The biggest project is to record a CD. The trust is helping us to make contacts in the recording industry, based on their previous collaborations and contacts, with the hope of establishing a long-term relationship.

Have they worked on your ‘look’ at all?
We haven’t had our photoshoot yet, but when we do, the BBT not only funds it but helps us to decide what kind of details in our photos are going to attract the attention of graphic designers and marketing professionals. It’s been really cool, and in sync with one of our most important goals: to create an international presence.

Whose music do you have in mind for the recording?
The selection of repertoire is still an ongoing process, but it will include a new 10- to 12- minute-long quartet by Pulitzer-Prize winner Caroline Shaw. We are set to premiere it at Soka University of America in Orange County, on November 6, 2016.


I reviewed your performance of Shaw’s ‘Entr’acte’; it was brilliant. Have you been working with her long?
Estelle has been friends with her since they went to Yale; they met their first semester when they were assigned to play Mozart’s K. 465. Caroline was an excellent violinist; Estelle found out about her composing only when Caroline mentioned, during graduation, that she was going to study composing at Princeton. We were very excited when she won the Pulitzer because it meant others were acknowledging her work, which we already firmly believed in.

How did the French CD happen?
We were recommended by one of our mentors, Guillaume Sutre, who had been asked by the Hortus Musicus label if he knew of a good young quartet for the 14th recording in a series celebrating musicians and WWI. The main piece is Hindemith’s Fourth Quartet, written in the aftermath of the war. The rest of the repertoire was very different for us: Milhaud’s Fourth Quartet, with its folk-like melodies; only the second recording of Toch’s Serenade for two violins and viola; and the world-premiere recording of a suite by Jacques de la Presle—looking back to a happier and simpler time, written in a very accessible tonal language.
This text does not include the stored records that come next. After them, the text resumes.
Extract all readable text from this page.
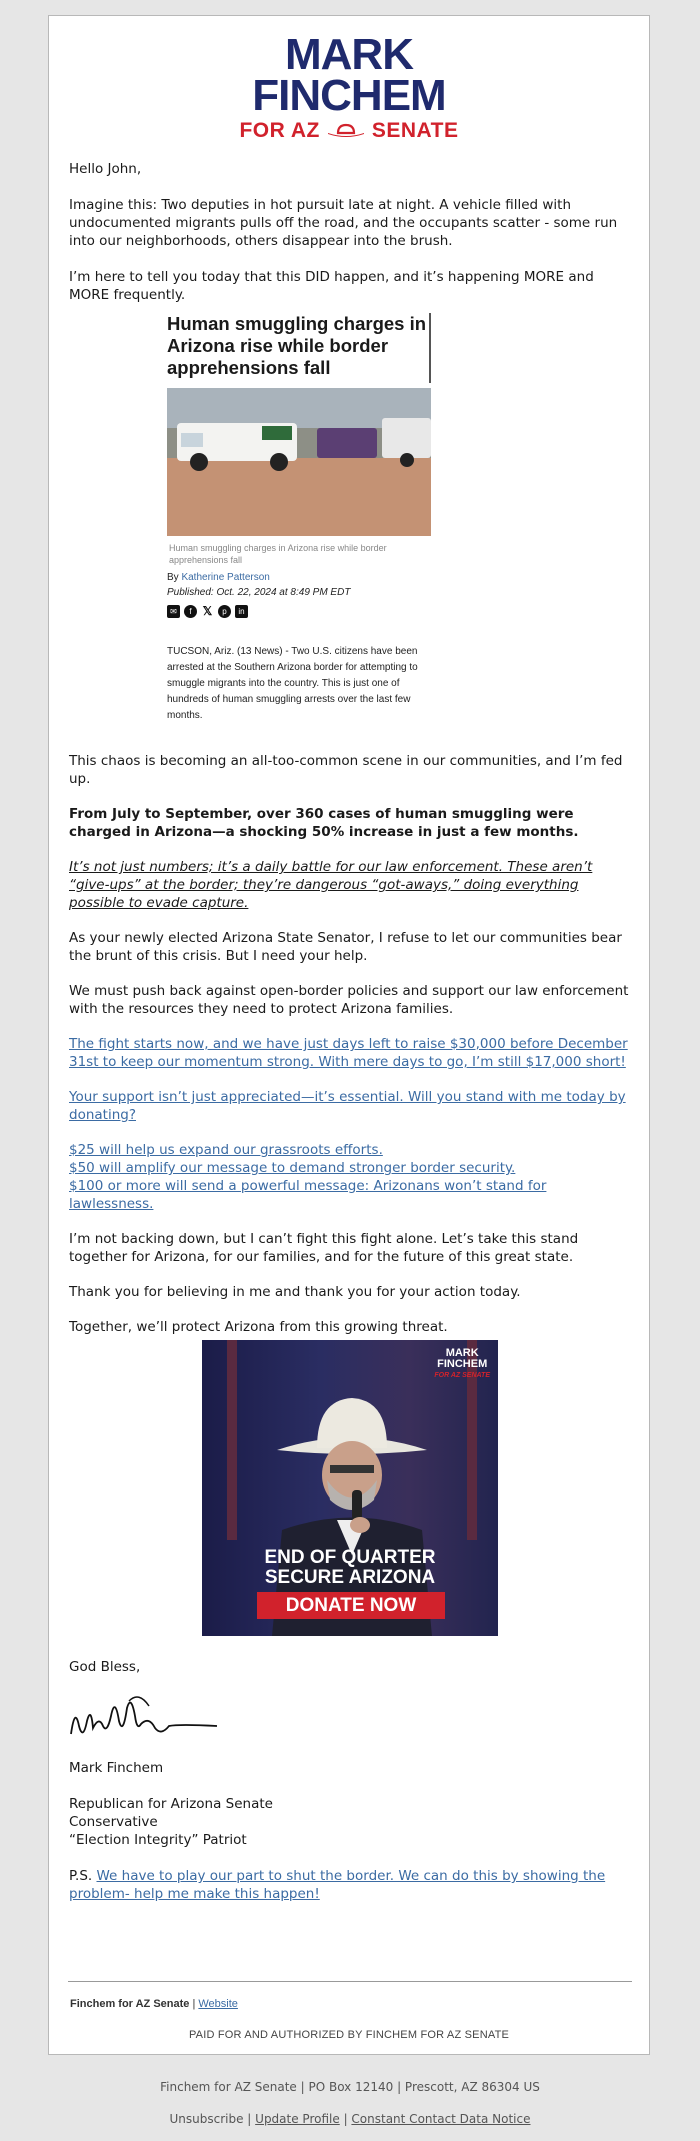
MARK
FINCHEM
FOR AZ SENATE

Hello John,

Imagine this: Two deputies in hot pursuit late at night. A vehicle filled with undocumented migrants pulls off the road, and the occupants scatter - some run into our neighborhoods, others disappear into the brush.

I’m here to tell you today that this DID happen, and it’s happening MORE and MORE frequently.

Human smuggling charges in Arizona rise while border apprehensions fall
Human smuggling charges in Arizona rise while border apprehensions fall
By Katherine Patterson
Published: Oct. 22, 2024 at 8:49 PM EDT
✉	f 𝕏	p	in
TUCSON, Ariz. (13 News) - Two U.S. citizens have been arrested at the Southern Arizona border for attempting to smuggle migrants into the country. This is just one of hundreds of human smuggling arrests over the last few months.

This chaos is becoming an all-too-common scene in our communities, and I’m fed up.

From July to September, over 360 cases of human smuggling were charged in Arizona—a shocking 50% increase in just a few months.

It’s not just numbers; it’s a daily battle for our law enforcement. These aren’t “give-ups” at the border; they’re dangerous “got-aways,” doing everything possible to evade capture.

As your newly elected Arizona State Senator, I refuse to let our communities bear the brunt of this crisis. But I need your help.

We must push back against open-border policies and support our law enforcement with the resources they need to protect Arizona families.

The fight starts now, and we have just days left to raise $30,000 before December 31st to keep our momentum strong. With mere days to go, I’m still $17,000 short!

Your support isn’t just appreciated—it’s essential. Will you stand with me today by donating?

$25 will help us expand our grassroots efforts.

$50 will amplify our message to demand stronger border security.

$100 or more will send a powerful message: Arizonans won’t stand for lawlessness.

I’m not backing down, but I can’t fight this fight alone. Let’s take this stand together for Arizona, for our families, and for the future of this great state.

Thank you for believing in me and thank you for your action today.

Together, we’ll protect Arizona from this growing threat.

MARK
FINCHEM
FOR AZ SENATE
END OF QUARTER
SECURE ARIZONA
DONATE NOW

God Bless,

Mark Finchem

Republican for Arizona Senate

Conservative

“Election Integrity” Patriot

P.S. We have to play our part to shut the border. We can do this by showing the problem- help me make this happen!

Finchem for AZ Senate | Website
PAID FOR AND AUTHORIZED BY FINCHEM FOR AZ SENATE
Finchem for AZ Senate | PO Box 12140 | Prescott, AZ 86304 US
Unsubscribe | Update Profile | Constant Contact Data Notice
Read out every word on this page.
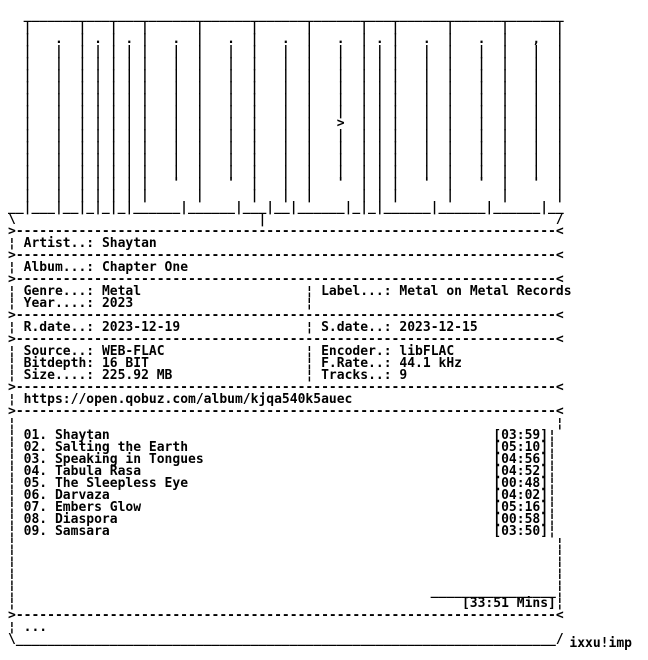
_____________________________________________________________________
|      |   |   |      |      |      |      |   |      |      |      |
|   .  | . | . |   .  |   .  |   .  |   .  | . |   .  |   .  |   ,  |
|   |  | | | | |   |  |   |  |   |  |   |  | | |   |  |   |  |   |  |
|   |  | | | | |   |  |   |  |   |  |   |  | | |   |  |   |  |   |  |
|   |  | | | | |   |  |   |  |   |  |   |  | | |   |  |   |  |   |  |
|   |  | | | | |   |  |   |  |   |  |   |  | | |   |  |   |  |   |  |
|   |  | | | | |   |  |   |  |   |  |   |  | | |   |  |   |  |   |  |
|   |  | | | | |   |  |   |  |   |  |   |  | | |   |  |   |  |   |  |
|   |  | | | | |   |  |   |  |   |  |   >  | | |   |  |   |  |   |  |
|   |  | | | | |   |  |   |  |   |  |   |  | | |   |  |   |  |   |  |
|   |  | | | | |   |  |   |  |   |  |   |  | | |   |  |   |  |   |  |
|   |  | | | | |   |  |   |  |   |  |   |  | | |   |  |   |  |   |  |
|   |  | | | | |   |  |   |  |   |  |   |  | | |   |  |   |  |   |  |
|   |  | | | | |   '  |   '  |   |  |   '  | | |   '  |   '  |   '  |
|   |  | | | | |      |      |   |  |      | | |      |      |      |
__|___|__|_|_|_|______|______|___|__|______|_|_|______|______|______|__
\                               |                                     /
>---------------------------------------------------------------------<
¦ Artist..: Shaytan
>---------------------------------------------------------------------<
¦ Album...: Chapter One
>---------------------------------------------------------------------<
¦ Genre...: Metal                     ¦ Label...: Metal on Metal Records
¦ Year....: 2023                      ¦
>---------------------------------------------------------------------<
¦ R.date..: 2023-12-19                ¦ S.date..: 2023-12-15
>---------------------------------------------------------------------<
¦ Source..: WEB-FLAC                  ¦ Encoder.: libFLAC
¦ Bitdepth: 16 BIT                    ¦ F.Rate..: 44.1 kHz
¦ Size....: 225.92 MB                 ¦ Tracks..: 9
>---------------------------------------------------------------------<
¦ https://open.qobuz.com/album/kjqa540k5auec
>---------------------------------------------------------------------<
¦                                                                     ¦
¦ 01. Shaytan	[03:59]¦
¦ 02. Salting the Earth	[05:10]¦
¦ 03. Speaking in Tongues	[04:56]¦
¦ 04. Tabula Rasa	[04:52]¦
¦ 05. The Sleepless Eye	[00:48]¦
¦ 06. Darvaza	[04:02]¦
¦ 07. Embers Glow	[05:16]¦
¦ 08. Diaspora	[00:58]¦
¦ 09. Samsara	[03:50]¦
¦                                                                     ¦
¦                                                                     ¦
¦                                                                     ¦
¦                                                                     ¦
¦                                                     ________________¦
¦                                                         [33:51 Mins]¦
>---------------------------------------------------------------------<
¦ ...
\_____________________________________________________________________/ ixxu!imp
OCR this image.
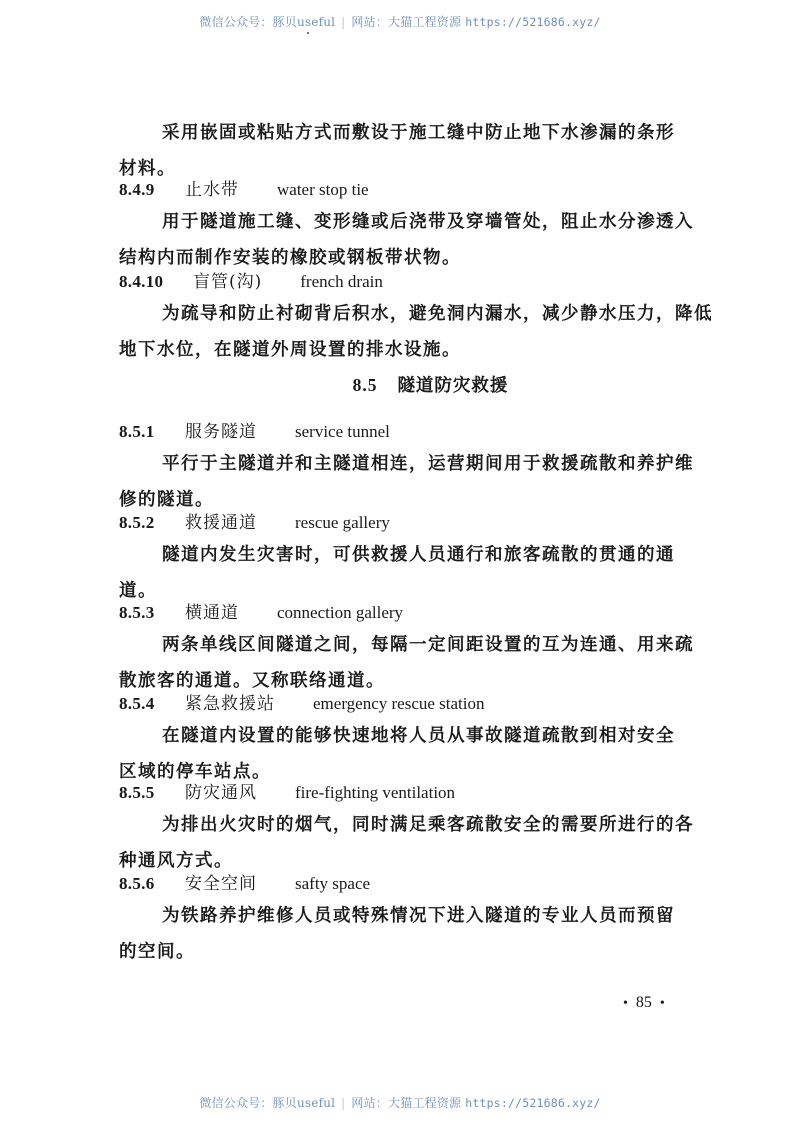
微信公众号：豚贝useful | 网站：大猫工程资源 https://521686.xyz/
采用嵌固或粘贴方式而敷设于施工缝中防止地下水渗漏的条形
材料。
8.4.9	止水带 water stop tie
用于隧道施工缝、变形缝或后浇带及穿墙管处，阻止水分渗透入
结构内而制作安装的橡胶或钢板带状物。
8.4.10	盲管(沟) french drain
为疏导和防止衬砌背后积水，避免洞内漏水，减少静水压力，降低
地下水位，在隧道外周设置的排水设施。
8.5 隧道防灾救援
8.5.1	服务隧道 service tunnel
平行于主隧道并和主隧道相连，运营期间用于救援疏散和养护维
修的隧道。
8.5.2	救援通道 rescue gallery
隧道内发生灾害时，可供救援人员通行和旅客疏散的贯通的通
道。
8.5.3	横通道 connection gallery
两条单线区间隧道之间，每隔一定间距设置的互为连通、用来疏
散旅客的通道。又称联络通道。
8.5.4	紧急救援站 emergency rescue station
在隧道内设置的能够快速地将人员从事故隧道疏散到相对安全
区域的停车站点。
8.5.5	防灾通风 fire-fighting ventilation
为排出火灾时的烟气，同时满足乘客疏散安全的需要所进行的各
种通风方式。
8.5.6	安全空间 safty space
为铁路养护维修人员或特殊情况下进入隧道的专业人员而预留
的空间。
• 85 •
微信公众号：豚贝useful | 网站：大猫工程资源 https://521686.xyz/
His great-grandson thanked us for bringing the music to life.

What adventures do you have planned for the coming months?
We will be returning to the East Neuk Festival in Saint Andrews, Scotland, to play the complete Mendelssohn quartets, spread out over four days and paired with piano music played by Christian Zacharias and Joseph Moog. That’s on top of playing the Mendelssohn Octet at Stony Brook with the Emerson Quartet; Beethoven No. 15, Op. 132, at Lincoln Center; a Carnegie Hall concert (Mozart, Hindemith, Mendelssohn); a short West Coast swing (Santa Rosa, Three Rivers, and Visalia); and the Green Lake Festival, an idyllic Golden Pond setting for chamber music.